Dans ses dernières conclusions transmises le 14 octobre 2024 et auxquelles il convient de se reporter pour l’exposé détaillé de ses prétentions et moyens, la société Laboratoires Copmed demande à la cour de :
débouter Mme [B] de ses moyens et conclusions,
confirmer le jugement dans toutes ses dispositions,
y ajoutant, condamner Mme [B] à lui payer la somme de 2 500 euros au titre de l’article 700 du code de procédure civile et aux entiers dépens.
L’ordonnance de clôture est intervenue le 5 mars 2025.
MOTIVATION
I. Sur le manquement à l’obligation de sécurité
L’article L. 4121-1 du code du travail dispose que 'L’employeur prend les mesures nécessaires pour assurer la sécurité et protéger la santé physique et mentale des travailleurs.
Ces mesures comprennent :
1° Des actions de prévention des risques professionnels ;
2° Des actions d’information et de formation ;
3° La mise en place d’une organisation et de moyens adaptés.
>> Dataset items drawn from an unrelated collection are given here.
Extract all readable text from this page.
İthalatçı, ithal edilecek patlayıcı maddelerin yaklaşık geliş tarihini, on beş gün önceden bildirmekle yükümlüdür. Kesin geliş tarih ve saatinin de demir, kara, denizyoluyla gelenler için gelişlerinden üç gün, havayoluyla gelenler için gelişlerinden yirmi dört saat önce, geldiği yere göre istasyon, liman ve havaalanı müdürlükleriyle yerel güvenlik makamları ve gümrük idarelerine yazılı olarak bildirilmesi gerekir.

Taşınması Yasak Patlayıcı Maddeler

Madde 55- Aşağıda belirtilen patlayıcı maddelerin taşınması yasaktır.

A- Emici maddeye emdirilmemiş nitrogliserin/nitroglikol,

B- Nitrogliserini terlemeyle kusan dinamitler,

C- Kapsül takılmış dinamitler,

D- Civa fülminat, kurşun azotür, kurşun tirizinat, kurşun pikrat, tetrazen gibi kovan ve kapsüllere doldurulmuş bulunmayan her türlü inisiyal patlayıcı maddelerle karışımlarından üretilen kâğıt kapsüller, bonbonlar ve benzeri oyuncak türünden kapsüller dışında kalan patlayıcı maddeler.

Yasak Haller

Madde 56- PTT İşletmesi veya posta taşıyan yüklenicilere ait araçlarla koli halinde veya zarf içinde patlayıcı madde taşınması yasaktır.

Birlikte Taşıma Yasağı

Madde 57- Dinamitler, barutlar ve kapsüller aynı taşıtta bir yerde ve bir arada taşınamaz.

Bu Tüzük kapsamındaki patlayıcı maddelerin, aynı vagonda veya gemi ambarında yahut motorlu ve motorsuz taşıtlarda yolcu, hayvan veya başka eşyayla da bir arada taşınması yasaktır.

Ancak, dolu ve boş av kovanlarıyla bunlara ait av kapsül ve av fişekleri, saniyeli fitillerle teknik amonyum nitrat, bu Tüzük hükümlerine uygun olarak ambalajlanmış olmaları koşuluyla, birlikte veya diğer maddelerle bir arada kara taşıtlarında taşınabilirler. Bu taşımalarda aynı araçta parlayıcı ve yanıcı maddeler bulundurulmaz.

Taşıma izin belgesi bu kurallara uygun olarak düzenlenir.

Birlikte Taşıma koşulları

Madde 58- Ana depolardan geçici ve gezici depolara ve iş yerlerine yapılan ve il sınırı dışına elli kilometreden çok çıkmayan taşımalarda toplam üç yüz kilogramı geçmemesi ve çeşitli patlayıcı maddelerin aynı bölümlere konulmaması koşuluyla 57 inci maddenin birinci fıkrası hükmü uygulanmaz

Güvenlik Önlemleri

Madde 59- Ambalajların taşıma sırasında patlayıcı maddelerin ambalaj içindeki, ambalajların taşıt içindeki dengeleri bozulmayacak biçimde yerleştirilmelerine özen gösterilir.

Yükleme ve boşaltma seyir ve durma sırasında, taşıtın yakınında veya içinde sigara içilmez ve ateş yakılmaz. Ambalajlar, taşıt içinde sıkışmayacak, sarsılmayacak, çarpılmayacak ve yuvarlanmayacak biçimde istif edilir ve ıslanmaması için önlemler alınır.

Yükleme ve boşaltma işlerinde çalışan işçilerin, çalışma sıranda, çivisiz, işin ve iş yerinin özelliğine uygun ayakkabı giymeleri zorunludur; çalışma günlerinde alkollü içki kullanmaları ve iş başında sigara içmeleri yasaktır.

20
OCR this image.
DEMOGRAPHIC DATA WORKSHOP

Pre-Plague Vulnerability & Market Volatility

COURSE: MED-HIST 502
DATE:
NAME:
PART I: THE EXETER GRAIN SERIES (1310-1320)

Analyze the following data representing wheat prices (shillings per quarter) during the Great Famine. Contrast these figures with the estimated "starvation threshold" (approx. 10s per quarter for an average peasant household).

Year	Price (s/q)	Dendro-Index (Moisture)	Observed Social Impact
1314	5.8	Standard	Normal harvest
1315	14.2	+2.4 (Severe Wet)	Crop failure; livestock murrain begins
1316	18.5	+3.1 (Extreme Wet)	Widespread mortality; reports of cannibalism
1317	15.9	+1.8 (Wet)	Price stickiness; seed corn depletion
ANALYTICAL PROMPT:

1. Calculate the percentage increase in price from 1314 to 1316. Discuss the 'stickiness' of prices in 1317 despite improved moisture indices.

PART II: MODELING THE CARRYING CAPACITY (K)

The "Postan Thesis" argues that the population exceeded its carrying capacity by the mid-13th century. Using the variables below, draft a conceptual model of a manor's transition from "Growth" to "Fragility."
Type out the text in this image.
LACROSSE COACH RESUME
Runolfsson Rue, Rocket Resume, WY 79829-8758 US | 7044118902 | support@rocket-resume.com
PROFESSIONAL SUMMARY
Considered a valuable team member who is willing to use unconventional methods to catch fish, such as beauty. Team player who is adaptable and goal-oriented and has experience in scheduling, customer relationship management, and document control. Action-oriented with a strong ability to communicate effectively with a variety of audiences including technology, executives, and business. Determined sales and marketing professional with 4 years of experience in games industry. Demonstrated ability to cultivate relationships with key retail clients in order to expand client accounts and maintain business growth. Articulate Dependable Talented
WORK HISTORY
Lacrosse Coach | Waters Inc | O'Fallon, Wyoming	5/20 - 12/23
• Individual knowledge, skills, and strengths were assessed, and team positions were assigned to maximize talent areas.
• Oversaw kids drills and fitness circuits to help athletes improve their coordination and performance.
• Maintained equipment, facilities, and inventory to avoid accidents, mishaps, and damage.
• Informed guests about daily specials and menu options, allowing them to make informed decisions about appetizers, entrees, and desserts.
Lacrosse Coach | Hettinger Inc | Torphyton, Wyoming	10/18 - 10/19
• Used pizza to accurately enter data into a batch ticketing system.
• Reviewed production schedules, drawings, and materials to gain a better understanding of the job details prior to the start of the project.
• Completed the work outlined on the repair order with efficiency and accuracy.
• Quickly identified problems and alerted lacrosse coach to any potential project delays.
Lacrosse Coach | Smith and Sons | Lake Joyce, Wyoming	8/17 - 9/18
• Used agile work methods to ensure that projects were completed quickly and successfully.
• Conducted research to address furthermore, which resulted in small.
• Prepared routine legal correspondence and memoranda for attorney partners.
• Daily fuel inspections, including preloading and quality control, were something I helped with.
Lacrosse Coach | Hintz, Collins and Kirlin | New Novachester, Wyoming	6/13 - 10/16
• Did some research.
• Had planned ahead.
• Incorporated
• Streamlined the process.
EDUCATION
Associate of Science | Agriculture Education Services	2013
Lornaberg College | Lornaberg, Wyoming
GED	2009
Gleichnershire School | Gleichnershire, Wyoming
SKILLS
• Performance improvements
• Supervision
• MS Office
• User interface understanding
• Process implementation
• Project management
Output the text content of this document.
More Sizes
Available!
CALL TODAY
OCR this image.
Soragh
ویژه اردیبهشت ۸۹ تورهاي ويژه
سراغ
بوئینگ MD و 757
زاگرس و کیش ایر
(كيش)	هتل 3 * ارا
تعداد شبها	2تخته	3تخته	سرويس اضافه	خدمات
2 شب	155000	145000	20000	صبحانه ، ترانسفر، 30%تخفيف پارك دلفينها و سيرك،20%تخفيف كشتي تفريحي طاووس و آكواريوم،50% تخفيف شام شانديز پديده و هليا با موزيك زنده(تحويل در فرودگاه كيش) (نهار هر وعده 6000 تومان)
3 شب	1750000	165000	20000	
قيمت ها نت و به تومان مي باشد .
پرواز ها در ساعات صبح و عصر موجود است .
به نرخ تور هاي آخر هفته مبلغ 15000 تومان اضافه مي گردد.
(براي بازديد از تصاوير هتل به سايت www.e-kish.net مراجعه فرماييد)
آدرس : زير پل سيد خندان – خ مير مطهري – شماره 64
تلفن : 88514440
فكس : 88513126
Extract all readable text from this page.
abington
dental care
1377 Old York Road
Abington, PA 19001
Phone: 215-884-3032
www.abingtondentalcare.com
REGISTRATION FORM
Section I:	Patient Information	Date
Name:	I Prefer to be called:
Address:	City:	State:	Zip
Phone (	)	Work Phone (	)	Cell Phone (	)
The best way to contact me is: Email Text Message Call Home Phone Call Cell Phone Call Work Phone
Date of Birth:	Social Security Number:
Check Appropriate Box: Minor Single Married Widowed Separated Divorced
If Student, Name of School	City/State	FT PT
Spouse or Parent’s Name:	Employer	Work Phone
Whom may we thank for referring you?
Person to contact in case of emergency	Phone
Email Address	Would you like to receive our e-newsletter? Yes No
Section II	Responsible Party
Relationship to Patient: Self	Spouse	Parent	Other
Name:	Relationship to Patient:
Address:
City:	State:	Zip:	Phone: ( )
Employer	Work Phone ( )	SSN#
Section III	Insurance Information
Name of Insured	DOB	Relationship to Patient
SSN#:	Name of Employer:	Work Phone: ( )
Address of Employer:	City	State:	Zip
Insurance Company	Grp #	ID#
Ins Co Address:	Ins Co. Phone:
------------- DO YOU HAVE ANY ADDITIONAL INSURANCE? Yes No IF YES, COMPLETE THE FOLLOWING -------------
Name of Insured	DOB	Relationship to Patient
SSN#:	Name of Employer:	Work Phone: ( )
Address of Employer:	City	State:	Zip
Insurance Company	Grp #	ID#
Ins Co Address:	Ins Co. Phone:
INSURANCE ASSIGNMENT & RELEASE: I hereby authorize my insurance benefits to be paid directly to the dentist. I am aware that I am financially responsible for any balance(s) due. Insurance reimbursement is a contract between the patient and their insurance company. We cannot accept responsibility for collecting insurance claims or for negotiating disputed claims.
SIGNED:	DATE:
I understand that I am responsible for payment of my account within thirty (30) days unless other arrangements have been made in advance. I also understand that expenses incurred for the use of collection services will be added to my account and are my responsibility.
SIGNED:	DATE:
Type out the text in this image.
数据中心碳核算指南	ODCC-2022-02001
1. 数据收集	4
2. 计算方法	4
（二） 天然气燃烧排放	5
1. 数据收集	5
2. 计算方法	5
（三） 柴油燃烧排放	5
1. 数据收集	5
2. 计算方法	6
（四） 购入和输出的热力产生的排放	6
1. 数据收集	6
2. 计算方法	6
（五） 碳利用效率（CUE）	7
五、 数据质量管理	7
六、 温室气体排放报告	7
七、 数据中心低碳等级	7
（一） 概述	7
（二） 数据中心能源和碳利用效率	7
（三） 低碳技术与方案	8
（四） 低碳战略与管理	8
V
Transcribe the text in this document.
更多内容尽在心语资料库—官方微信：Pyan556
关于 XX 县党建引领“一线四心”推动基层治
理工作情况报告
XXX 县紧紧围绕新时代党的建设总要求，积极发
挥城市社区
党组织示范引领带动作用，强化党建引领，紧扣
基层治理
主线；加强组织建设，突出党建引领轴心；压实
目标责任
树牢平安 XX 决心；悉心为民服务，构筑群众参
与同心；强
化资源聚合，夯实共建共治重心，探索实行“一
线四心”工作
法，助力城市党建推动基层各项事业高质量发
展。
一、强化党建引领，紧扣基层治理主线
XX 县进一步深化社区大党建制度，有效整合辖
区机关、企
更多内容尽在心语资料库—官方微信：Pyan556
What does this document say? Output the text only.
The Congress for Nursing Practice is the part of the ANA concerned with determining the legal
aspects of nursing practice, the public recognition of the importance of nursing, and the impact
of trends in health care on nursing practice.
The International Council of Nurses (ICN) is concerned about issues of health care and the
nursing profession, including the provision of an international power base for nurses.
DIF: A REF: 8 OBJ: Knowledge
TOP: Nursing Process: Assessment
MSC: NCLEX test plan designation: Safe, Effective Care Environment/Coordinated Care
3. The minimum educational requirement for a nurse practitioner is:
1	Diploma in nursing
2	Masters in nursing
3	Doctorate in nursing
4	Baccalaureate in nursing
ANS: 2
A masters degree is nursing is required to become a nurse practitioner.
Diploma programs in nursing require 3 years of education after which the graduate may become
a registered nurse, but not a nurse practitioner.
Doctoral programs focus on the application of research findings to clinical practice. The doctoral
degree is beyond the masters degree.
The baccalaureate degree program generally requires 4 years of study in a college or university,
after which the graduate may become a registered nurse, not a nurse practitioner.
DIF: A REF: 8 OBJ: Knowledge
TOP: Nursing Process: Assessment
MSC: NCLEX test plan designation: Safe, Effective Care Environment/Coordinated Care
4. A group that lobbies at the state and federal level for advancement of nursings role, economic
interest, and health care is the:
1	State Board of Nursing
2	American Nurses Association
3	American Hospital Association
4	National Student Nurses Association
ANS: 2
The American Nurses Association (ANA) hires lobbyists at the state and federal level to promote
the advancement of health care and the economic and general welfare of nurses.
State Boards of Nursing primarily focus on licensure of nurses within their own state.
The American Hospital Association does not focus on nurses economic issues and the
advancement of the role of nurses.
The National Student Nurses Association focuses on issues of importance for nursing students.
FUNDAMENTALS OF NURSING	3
L’employeur veille à l’adéquation de ces mesures pour tenir compte du changement des circonstances et tendre à l’amélioration des situations existantes.'
L’article L.4121-2 du code du travail dispose par ailleurs que :
« L’employeur met en oeuvre les mesures prévues à l’article L. 4121-1 sur le fondement des principes généraux de prévention suivants :
1° Eviter les risques ;
2° Evaluer les risques qui ne peuvent pas être évités ;
3° Combattre les risques à la source ;
4° Adapter le travail à l’homme, en particulier en ce qui concerne la conception des postes de travail ainsi que le choix des équipements de travail et des méthodes de travail et de production, en vue notamment de limiter le travail monotone et le travail cadencé et de réduire les effets de ceux-ci sur la santé ;
5° Tenir compte de l’état d’évolution de la technique ;
6° Remplacer ce qui est dangereux par ce qui n’est pas dangereux ou par ce qui est moins dangereux ;
7° Planifier la prévention en y intégrant, dans un ensemble cohérent, la technique, l’organisation du travail, les conditions de travail, les relations sociales et l’influence des facteurs ambiants, notamment les risques liés au harcèlement moral et au harcèlement sexuel, tels qu’ils sont définis aux articles L. 1152-1 et L. 1153-1, ainsi que ceux liés aux agissements sexistes définis à l’article L. 1142-2-1 ;
8° Prendre des mesures de protection collective en leur donnant la priorité sur les mesures de protection individuelle ;
9° Donner les instructions appropriées aux travailleurs.'
Il résulte de ces textes que l’employeur, tenu d’une obligation de sécurité envers les salariés, doit prendre les mesures nécessaires pour assurer leur sécurité et protéger leur santé physique et mentale. Toutefois, l’employeur ne méconnaît pas cette obligation légale s’il justifie avoir pris toutes les mesures de prévention prévues par les articles L.4121-1 et L.4121-2 du code du travail et si, informé de l’existence de faits susceptibles de constituer un manquement à son obligation de sécurité, il a pris les mesures immédiates propres à les faire cesser.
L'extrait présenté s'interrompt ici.